Each day I am newly reminded of my unworthiness—a dozen thoughts misspoken; another day when the good I do falls short of the good that I could do; myriad small interchanges; moments of sharing that strain to the breaking point my desire to be generous, helpful, and kind; months of careful work lost by a moment's impatience, a careless word.
But when I am here at the edge of creation, breaking with the small tide over the sand, the need to do good rolls away; the question of what is right diminishes to insignificance and is easily borne away by the tiny waves. Here, where no words are spoken, none are misspoken.

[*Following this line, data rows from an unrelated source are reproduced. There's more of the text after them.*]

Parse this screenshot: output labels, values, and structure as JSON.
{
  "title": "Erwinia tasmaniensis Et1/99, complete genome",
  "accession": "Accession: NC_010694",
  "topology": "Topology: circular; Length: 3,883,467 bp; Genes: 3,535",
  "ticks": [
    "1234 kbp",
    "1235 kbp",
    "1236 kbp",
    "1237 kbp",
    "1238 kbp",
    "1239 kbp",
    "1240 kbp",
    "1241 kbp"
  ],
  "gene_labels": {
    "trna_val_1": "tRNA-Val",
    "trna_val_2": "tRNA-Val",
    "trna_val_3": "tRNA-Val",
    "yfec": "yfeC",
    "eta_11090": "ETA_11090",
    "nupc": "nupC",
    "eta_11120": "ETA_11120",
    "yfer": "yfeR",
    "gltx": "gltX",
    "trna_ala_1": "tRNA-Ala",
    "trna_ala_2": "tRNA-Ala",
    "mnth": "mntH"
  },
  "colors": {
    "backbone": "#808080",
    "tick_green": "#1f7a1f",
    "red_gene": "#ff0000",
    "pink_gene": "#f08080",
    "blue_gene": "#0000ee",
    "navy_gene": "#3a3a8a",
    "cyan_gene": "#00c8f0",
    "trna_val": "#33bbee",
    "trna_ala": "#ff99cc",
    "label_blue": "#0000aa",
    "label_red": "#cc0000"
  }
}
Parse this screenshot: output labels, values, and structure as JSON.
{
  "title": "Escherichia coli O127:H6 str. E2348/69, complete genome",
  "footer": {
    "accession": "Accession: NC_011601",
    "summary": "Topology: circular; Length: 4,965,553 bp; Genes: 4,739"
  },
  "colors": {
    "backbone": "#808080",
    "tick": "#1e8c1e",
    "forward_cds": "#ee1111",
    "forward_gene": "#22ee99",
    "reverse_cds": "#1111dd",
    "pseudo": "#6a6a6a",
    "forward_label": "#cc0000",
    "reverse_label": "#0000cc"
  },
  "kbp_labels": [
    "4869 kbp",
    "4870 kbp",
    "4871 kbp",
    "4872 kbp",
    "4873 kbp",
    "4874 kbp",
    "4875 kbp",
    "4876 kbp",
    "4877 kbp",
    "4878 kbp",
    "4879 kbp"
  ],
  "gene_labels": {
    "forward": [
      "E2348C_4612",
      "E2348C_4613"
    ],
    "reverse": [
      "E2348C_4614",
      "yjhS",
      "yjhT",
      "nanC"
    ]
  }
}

I am with the broken stubble of the marsh grass that holds on through the wrecking wind and the burning flood. I am with the grains that mold themselves around everything, accepting even so unworthy a foot as mine, holding and shaping it until it feels that it belongs. I stand somewhere between truth and vision, and what I don't know ceases to embarrass me, because what I do know is that the water feels gentle like a lover's touch, and the sand welcomes it.
What I have done or failed to do has left no noticeable mark on creation. What I do or don't do is of no moment now. Now I am here and grateful to be touched, calmed, and healed by the immense pattern of the universe. And when I die, it will be an honor for my blood to return to the sea and my bones to become the sand. Reassured, I am called back to my life, to another day.